A
máquina
Mario Morais
O sítio do avô Olindo ficava
no Jacaré Grande, um lugar muito bonito e o melhor de tudo é que distava da
minha cidade, a Palestina do Pará, algumas horas de barco pelo rio Araguaia.
Era início da década de 90, as
embarcações iam quase a pique, cheias de gente, de bicho, de coisas variadas. Nas
idas para lá, gostava de contemplar as margens do rio com seus encantamentos:
tartarugas sobre galhos secos parcialmente submersos nas águas; gaivotas e
pelicanos revoando as praias no meio do Araguaia; nas ribanceiras, crianças
mergulhando nas águas cristalinas e profundas; ribeirinhos, na luta pela
sobrevivência, pescando mandis, pacus, piaus e piranhas.
Para minha tristeza, certo dia tudo mudou.

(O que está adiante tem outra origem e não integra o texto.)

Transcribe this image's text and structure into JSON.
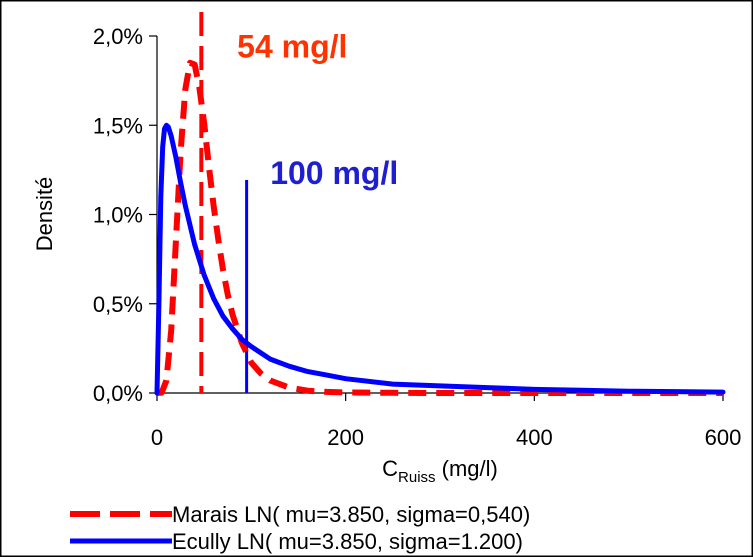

As minhas viagens nas férias para lá seriam interrompidas para sempre. Um
sentimento imorredouro, dum saudosismo inquietante, invadia a minha alma todos
os dias. Estávamos sentados próximo do curral daquela terra maravilhosa - onde
tudo que se plantava, dava - quando se aproximou o senhor Cassimiro e de
supetão nos informou que as margens do rio iriam subir com a construção da
Barragem Santa Isabel. A área teria que ser evacuada rapidamente. Chorei a dia
inteiro, amava aquele sítio, o barraco de paredes de barro; o fogão a lenha; as
abóboras assadas na brasa; o canto do galo; o berro do bezerro, o leite quente
do ubre da vaca.
Vovô retornou à cidade, que noutro
tempo as ruas noturnas eram iluminadas pela lua, as casas eram de palhas e os
fogões a lenha. Agora, ele não sabia viver com recursos modernos diferentes dos
campestres. A vida dele só piorava dia após dia, sobretudo quando a máquina
chegou à cidade. Teve gente que levou um susto, teve gente que tremeu de medo.
E gente soltando rojões.
Meu avô só definhava. Chovia naquela
madrugada, águas da chuva invadiram as ruas, como uma onda, também invadiram a
alma do avô Olindo. Saiu sem que ninguém reparasse, num relance derradeiro
avistou a máquina, maior decepção lhe causou. Desceu às margens do Araguaia,
deu um mergulho profundo – rio abaixo, rio afora, rio adentro, o rio. Deixou
apenas saudades e não foi visto por mais ninguém.